• Le 30 novembre 2018
    Institut de Recherche en Santé - 8 quai Moncousu - Nantes
    Amphithéâtre Denis Escande
  • 11h30

The landscape of horizontal pleiotropy in human genetic variation

The landscape of horizontal pleiotropy in human genetic variation

Marie VERBANCK, PhD, invited by Christian Dina (Eq I)
Institute for Personalized Medicine, Icahn School of Medicine at Mount Sinai, New York, USA

ABSTRACT

Horizontal pleiotropy, where one variant has independent effects on multiple traits, is important for our understanding of the genetic architecture of human phenotypes. However, it is unknown the extent of horizontal pleiotropy that is present in human genetic variation. Given this, we asked two key questions. First, can we quantify the amount of horizontal pleiotropy in human genetic variation?

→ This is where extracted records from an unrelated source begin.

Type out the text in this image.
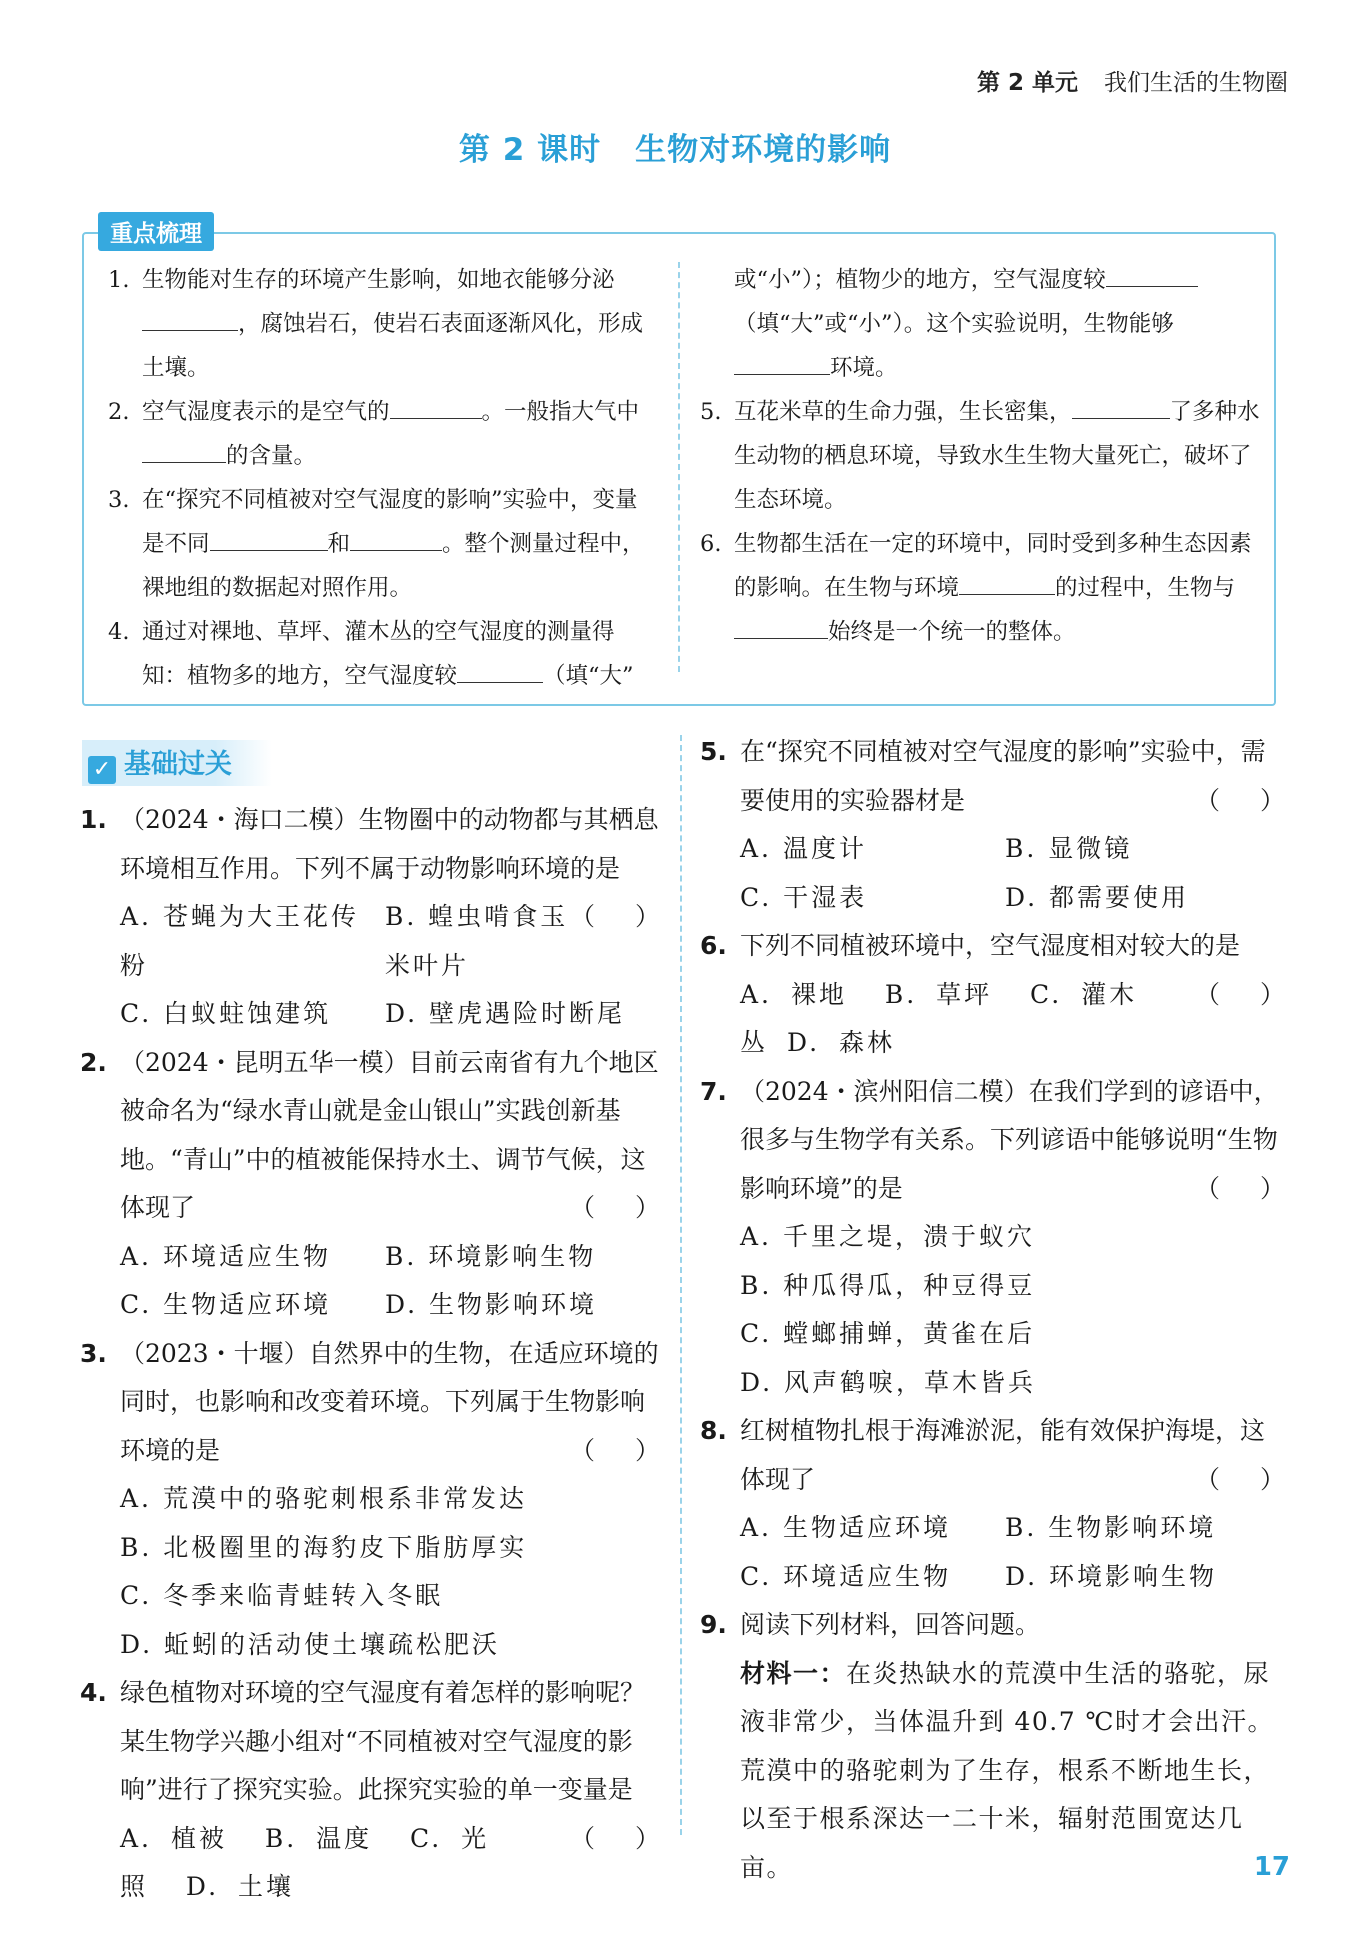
第 2 单元 我们生活的生物圈
第 2 课时 生物对环境的影响
重点梳理
1. 生物能对生存的环境产生影响，如地衣能够分泌，腐蚀岩石，使岩石表面逐渐风化，形成土壤。
2. 空气湿度表示的是空气的	。一般指大气中的含量。
3. 在“探究不同植被对空气湿度的影响”实验中，变量是不同	和	。整个测量过程中，裸地组的数据起对照作用。
4. 通过对裸地、草坪、灌木丛的空气湿度的测量得知：植物多的地方，空气湿度较	（填“大”
或“小”）；植物少的地方，空气湿度较（填“大”或“小”）。这个实验说明，生物能够环境。
5. 互花米草的生命力强，生长密集，	了多种水生动物的栖息环境，导致水生生物大量死亡，破坏了生态环境。
6. 生物都生活在一定的环境中，同时受到多种生态因素的影响。在生物与环境	的过程中，生物与始终是一个统一的整体。
✓ 基础过关
1. （2024・海口二模）生物圈中的动物都与其栖息环境相互作用。下列不属于动物影响环境的是
（  ）
A. 苍蝇为大王花传粉
B. 蝗虫啃食玉米叶片
C. 白蚁蛀蚀建筑	D. 壁虎遇险时断尾
2. （2024・昆明五华一模）目前云南省有九个地区被命名为“绿水青山就是金山银山”实践创新基地。“青山”中的植被能保持水土、调节气候，这体现了
（  ）
A. 环境适应生物	B. 环境影响生物
C. 生物适应环境	D. 生物影响环境
3. （2023・十堰）自然界中的生物，在适应环境的同时，也影响和改变着环境。下列属于生物影响环境的是
（  ）
A. 荒漠中的骆驼刺根系非常发达
B. 北极圈里的海豹皮下脂肪厚实
C. 冬季来临青蛙转入冬眠
D. 蚯蚓的活动使土壤疏松肥沃
4. 绿色植物对环境的空气湿度有着怎样的影响呢？某生物学兴趣小组对“不同植被对空气湿度的影响”进行了探究实验。此探究实验的单一变量是
（  ）
A. 植被 B. 温度 C. 光照 D. 土壤
5. 在“探究不同植被对空气湿度的影响”实验中，需要使用的实验器材是
（  ）
A. 温度计	B. 显微镜
C. 干湿表	D. 都需要使用
6. 下列不同植被环境中，空气湿度相对较大的是
（  ）
A. 裸地 B. 草坪 C. 灌木丛 D. 森林
7. （2024・滨州阳信二模）在我们学到的谚语中，很多与生物学有关系。下列谚语中能够说明“生物影响环境”的是
（  ）
A. 千里之堤，溃于蚁穴
B. 种瓜得瓜，种豆得豆
C. 螳螂捕蝉，黄雀在后
D. 风声鹤唳，草木皆兵
8. 红树植物扎根于海滩淤泥，能有效保护海堤，这体现了
（  ）
A. 生物适应环境	B. 生物影响环境
C. 环境适应生物	D. 环境影响生物
9. 阅读下列材料，回答问题。
材料一：在炎热缺水的荒漠中生活的骆驼，尿液非常少，当体温升到 40.7 ℃时才会出汗。荒漠中的骆驼刺为了生存，根系不断地生长，以至于根系深达一二十米，辐射范围宽达几亩。	17
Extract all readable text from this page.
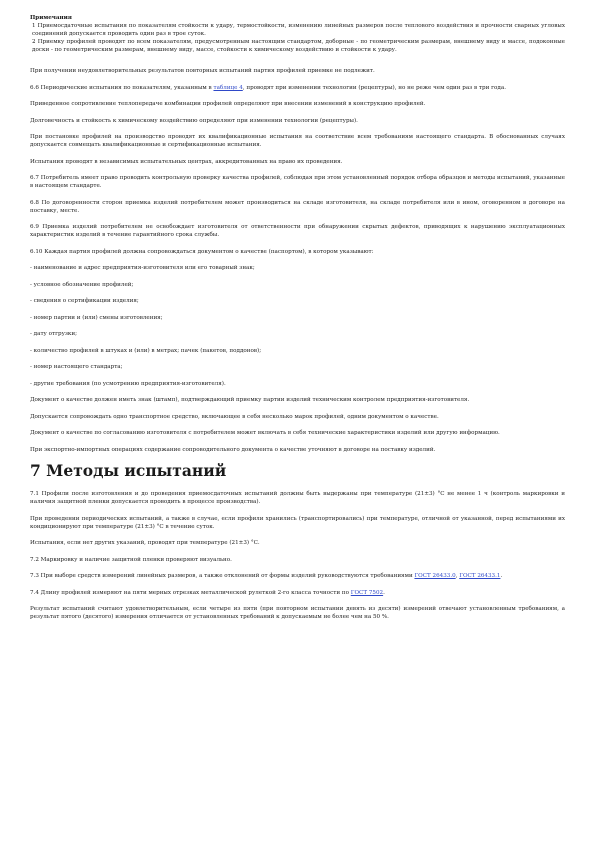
Примечания

1 Приемосдаточные испытания по показателям стойкости к удару, термостойкости, изменению линейных размеров после теплового воздействия и прочности сварных угловых соединений допускается проводить один раз в трое суток.

2 Приемку профилей проводят по всем показателям, предусмотренным настоящим стандартом, доборные - по геометрическим размерам, внешнему виду и массе, подоконные доски - по геометрическим размерам, внешнему виду, массе, стойкости к химическому воздействию и стойкости к удару.

При получении неудовлетворительных результатов повторных испытаний партия профилей приемке не подлежит.

6.6 Периодические испытания по показателям, указанным в таблице 4, проводят при изменении технологии (рецептуры), но не реже чем один раз в три года.

Приведенное сопротивление теплопередаче комбинации профилей определяют при внесении изменений в конструкцию профилей.

Долговечность и стойкость к химическому воздействию определяют при изменении технологии (рецептуры).

При постановке профилей на производство проводят их квалификационные испытания на соответствие всем требованиям настоящего стандарта. В обоснованных случаях допускается совмещать квалификационные и сертификационные испытания.

Испытания проводят в независимых испытательных центрах, аккредитованных на право их проведения.

6.7 Потребитель имеет право проводить контрольную проверку качества профилей, соблюдая при этом установленный порядок отбора образцов и методы испытаний, указанные в настоящем стандарте.

6.8 По договоренности сторон приемка изделий потребителем может производиться на складе изготовителя, на складе потребителя или в ином, оговоренном в договоре на поставку, месте.

6.9 Приемка изделий потребителем не освобождает изготовителя от ответственности при обнаружении скрытых дефектов, приводящих к нарушению эксплуатационных характеристик изделий в течение гарантийного срока службы.

6.10 Каждая партия профилей должна сопровождаться документом о качестве (паспортом), в котором указывают:

- наименование и адрес предприятия-изготовителя или его товарный знак;

- условное обозначение профилей;

- сведения о сертификации изделия;

- номер партии и (или) смены изготовления;

- дату отгрузки;

- количество профилей в штуках и (или) в метрах; пачек (пакетов, поддонов);

- номер настоящего стандарта;

- другие требования (по усмотрению предприятия-изготовителя).

Документ о качестве должен иметь знак (штамп), подтверждающий приемку партии изделий техническим контролем предприятия-изготовителя.

Допускается сопровождать одно транспортное средство, включающее в себя несколько марок профилей, одним документом о качестве.

Документ о качестве по согласованию изготовителя с потребителем может включать в себя технические характеристики изделий или другую информацию.

При экспортно-импортных операциях содержание сопроводительного документа о качестве уточняют в договоре на поставку изделий.

7 Методы испытаний

7.1 Профили после изготовления и до проведения приемосдаточных испытаний должны быть выдержаны при температуре (21±3) °С не менее 1 ч (контроль маркировки и наличия защитной пленки допускается проводить в процессе производства).

При проведении периодических испытаний, а также в случае, если профили хранились (транспортировались) при температуре, отличной от указанной, перед испытаниями их кондиционируют при температуре (21±3) °С в течение суток.

Испытания, если нет других указаний, проводят при температуре (21±3) °С.

7.2 Маркировку и наличие защитной пленки проверяют визуально.

7.3 При выборе средств измерений линейных размеров, а также отклонений от формы изделий руководствуются требованиями ГОСТ 26433.0, ГОСТ 26433.1.

7.4 Длину профилей измеряют на пяти мерных отрезках металлической рулеткой 2-го класса точности по ГОСТ 7502.

Результат испытаний считают удовлетворительным, если четыре из пяти (при повторном испытании девять из десяти) измерений отвечают установленным требованиям, а результат пятого (десятого) измерения отличается от установленных требований к допускаемым не более чем на 50 %.
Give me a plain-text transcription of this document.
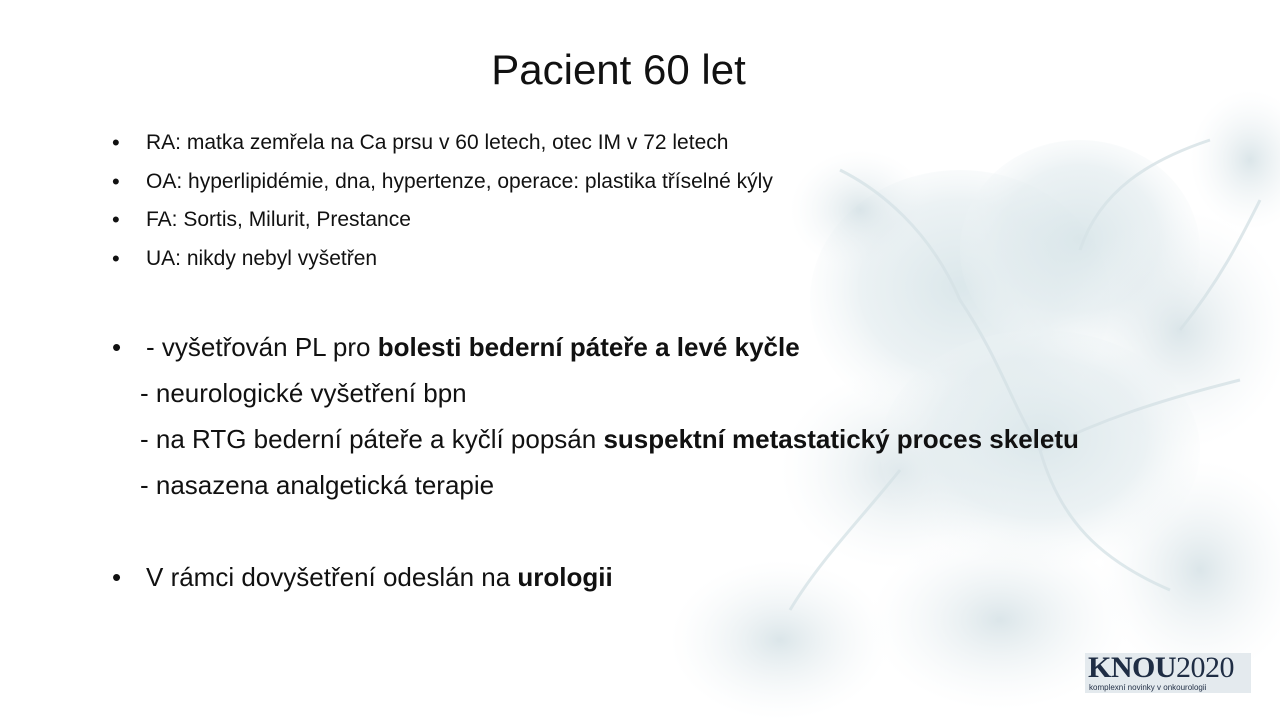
Pacient 60 let
• RA: matka zemřela na Ca prsu v 60 letech, otec IM v 72 letech
• OA: hyperlipidémie, dna, hypertenze, operace: plastika tříselné kýly
• FA: Sortis, Milurit, Prestance
• UA: nikdy nebyl vyšetřen
• - vyšetřován PL pro bolesti bederní páteře a levé kyčle
- neurologické vyšetření bpn
- na RTG bederní páteře a kyčlí popsán suspektní metastatický proces skeletu
- nasazena analgetická terapie
• V rámci dovyšetření odeslán na urologii
KNOU2020
komplexní novinky v onkourologii
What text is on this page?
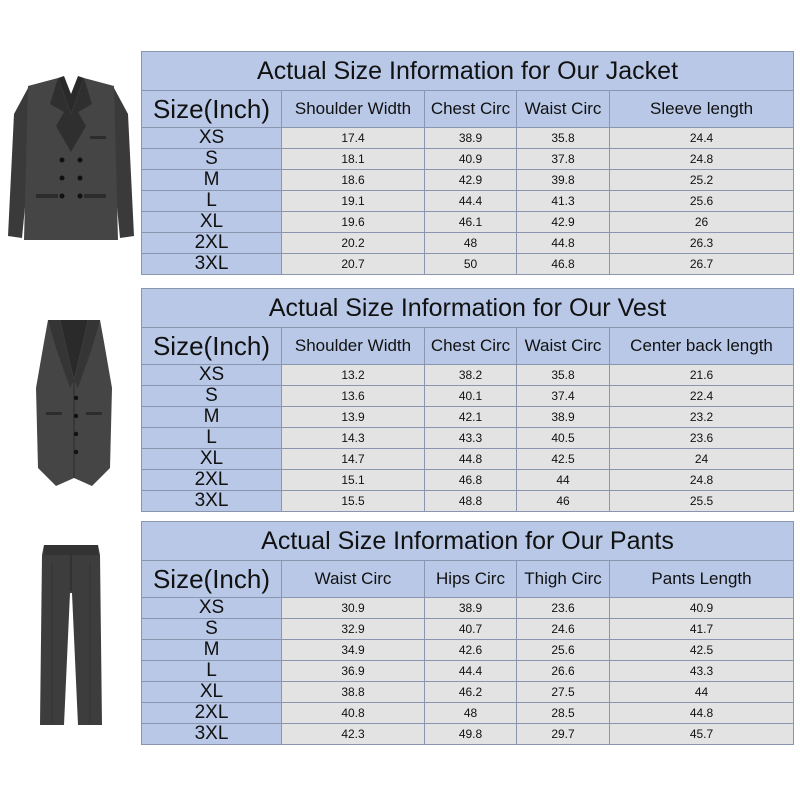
Actual Size Information for Our Jacket				
Size(Inch)	Shoulder Width	Chest Circ	Waist Circ	Sleeve length
XS	17.4	38.9	35.8	24.4
S	18.1	40.9	37.8	24.8
M	18.6	42.9	39.8	25.2
L	19.1	44.4	41.3	25.6
XL	19.6	46.1	42.9	26
2XL	20.2	48	44.8	26.3
3XL	20.7	50	46.8	26.7
Actual Size Information for Our Vest				
Size(Inch)	Shoulder Width	Chest Circ	Waist Circ	Center back length
XS	13.2	38.2	35.8	21.6
S	13.6	40.1	37.4	22.4
M	13.9	42.1	38.9	23.2
L	14.3	43.3	40.5	23.6
XL	14.7	44.8	42.5	24
2XL	15.1	46.8	44	24.8
3XL	15.5	48.8	46	25.5
Actual Size Information for Our Pants				
Size(Inch)	Waist Circ	Hips Circ	Thigh Circ	Pants Length
XS	30.9	38.9	23.6	40.9
S	32.9	40.7	24.6	41.7
M	34.9	42.6	25.6	42.5
L	36.9	44.4	26.6	43.3
XL	38.8	46.2	27.5	44
2XL	40.8	48	28.5	44.8
3XL	42.3	49.8	29.7	45.7
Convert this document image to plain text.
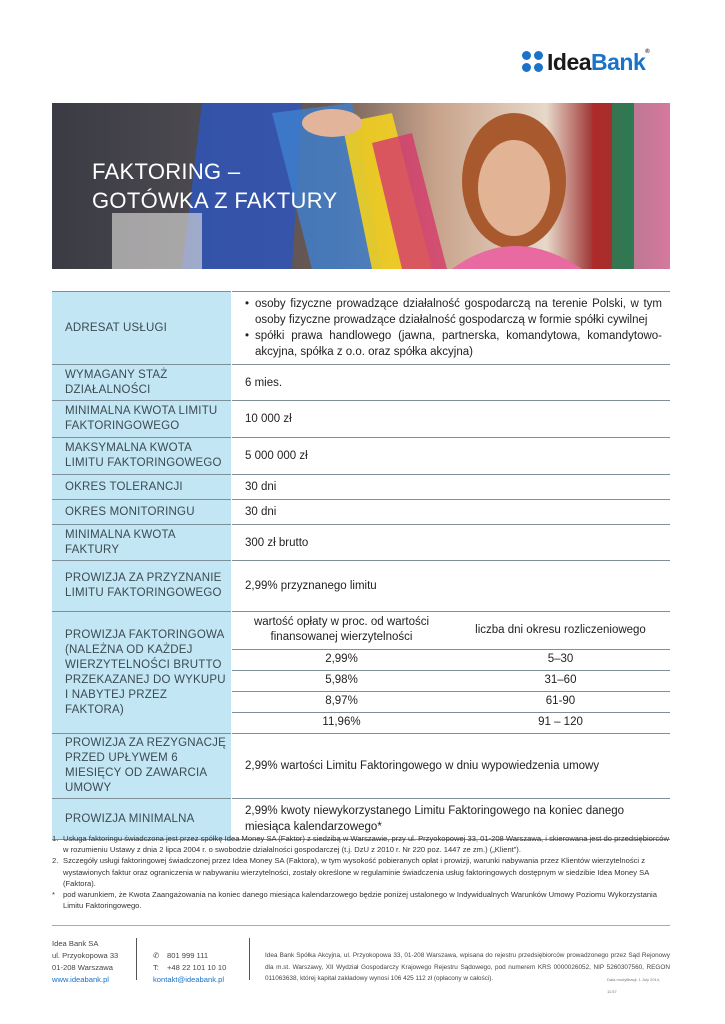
IdeaBank®
FAKTORING –
GOTÓWKA Z FAKTURY
ADRESAT USŁUGI	
• osoby fizyczne prowadzące działalność gospodarczą na terenie Polski, w tym osoby fizyczne prowadzące działalność gospodarczą w formie spółki cywilnej
• spółki prawa handlowego (jawna, partnerska, komandytowa, komandytowo-akcyjna, spółka z o.o. oraz spółka akcyjna)

WYMAGANY STAŻ DZIAŁALNOŚCI	6 mies.
MINIMALNA KWOTA LIMITU FAKTORINGOWEGO	10 000 zł
MAKSYMALNA KWOTA LIMITU FAKTORINGOWEGO	5 000 000 zł
OKRES TOLERANCJI	30 dni
OKRES MONITORINGU	30 dni
MINIMALNA KWOTA FAKTURY	300 zł brutto
PROWIZJA ZA PRZYZNANIE LIMITU FAKTORINGOWEGO	2,99% przyznanego limitu
PROWIZJA FAKTORINGOWA (NALEŻNA OD KAŻDEJ WIERZYTELNOŚCI BRUTTO PRZEKAZANEJ DO WYKUPU I NABYTEJ PRZEZ FAKTORA)	
wartość opłaty w proc. od wartości finansowanej wierzytelności	liczba dni okresu rozliczeniowego
2,99%	5–30
5,98%	31–60
8,97%	61-90
11,96%	91 – 120

PROWIZJA ZA REZYGNACJĘ PRZED UPŁYWEM 6 MIESIĘCY OD ZAWARCIA UMOWY	2,99% wartości Limitu Faktoringowego w dniu wypowiedzenia umowy
PROWIZJA MINIMALNA	2,99% kwoty niewykorzystanego Limitu Faktoringowego na koniec danego miesiąca kalendarzowego*
1. Usługa faktoringu świadczona jest przez spółkę Idea Money SA (Faktor) z siedzibą w Warszawie, przy ul. Przyokopowej 33, 01-208 Warszawa, i skierowana jest do przedsiębiorców w rozumieniu Ustawy z dnia 2 lipca 2004 r. o swobodzie działalności gospodarczej (t.j. DzU z 2010 r. Nr 220 poz. 1447 ze zm.) („Klient”).
2. Szczegóły usługi faktoringowej świadczonej przez Idea Money SA (Faktora), w tym wysokość pobieranych opłat i prowizji, warunki nabywania przez Klientów wierzytelności z wystawionych faktur oraz ograniczenia w nabywaniu wierzytelności, zostały określone w regulaminie świadczenia usług faktoringowych dostępnym w siedzibie Idea Money SA (Faktora).
* pod warunkiem, że Kwota Zaangażowania na koniec danego miesiąca kalendarzowego będzie poniżej ustalonego w Indywidualnych Warunków Umowy Poziomu Wykorzystania Limitu Faktoringowego.
Idea Bank SA
ul. Przyokopowa 33
01-208 Warszawa
www.ideabank.pl
✆ 801 999 111
T: +48 22 101 10 10
kontakt@ideabank.pl
Idea Bank Spółka Akcyjna, ul. Przyokopowa 33, 01-208 Warszawa, wpisana do rejestru przedsiębiorców prowadzonego przez Sąd Rejonowy dla m.st. Warszawy, XII Wydział Gospodarczy Krajowego Rejestru Sądowego, pod numerem KRS 0000026052, NIP 5260307560, REGON 011063638, której kapitał zakładowy wynosi 106 425 112 zł (opłacony w całości).	Data modyfikacji: 1 July 2014, 11:57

Second, what impact does horizontal pleiotropy have in causal inference using Mendelian randomization?
For the first question, we developed a method to quantify horizontal pleiotropy through a variant-level pleiotropy score using summary statistics from published genome-wide association studies (GWASs), and perform validation using simulations. When applied to 1,564 medical phenotypes measured in 337,119 humans from the UK Biobank, our pleiotropy score detected a significant excess of horizontal pleiotropy. This signal of horizontal pleiotropy was pervasive throughout the human genome and across a wide range of phenotypes, but was especially prominent in regions of high linkage disequilibrium and among highly polygenic phenotypes. We identified thousands of loci with extreme horizontal pleiotropy, a majority of which had never been reported in any published GWAS. Our results highlighted the central role horizontal pleiotropy plays in the genetic architecture of human phenotypes, and the importance of modeling horizontal pleiotropy in genomic medicine.
For the second question, in the context of Mendelian Randomization (MR), a crucial assumption to MR is the ‘no horizontal pleiotropy’ assumption where the variant must have no other effect on disease than the effect mediated by the exposure tested for causality. Violation of the ‘no horizontal pleiotropy’ assumption can cause severe bias in MR. We developed the Mendelian randomization pleiotropy residual sum and outlier (MR-PRESSO) test to identify horizontal pleiotropic outliers in multi-instrument summary-level MR testing. We showed using simulations that the MR-PRESSO test is best suited when horizontal pleiotropy occurs in <50% of instruments. Next, we applied the MR-PRESSO test, along with several other MR tests, to complex traits and diseases and found that horizontal pleiotropy (i) was detectable in over 48% of significant causal relationships in MR; (ii) introduced distortions in the causal estimates in MR that ranged on average from –131% to 201%; (iii) induced false-positive causal relationships in up to 10% of relationships; and (iv) could be corrected in some but not all instances.
These findings suggest that horizontal pleiotropy is pervasive in human genetic variation, and has significant implications for our understanding of the genetic architecture of complex traits and disease, and causal inference testing using Mendelian randomization between complex traits and diseases.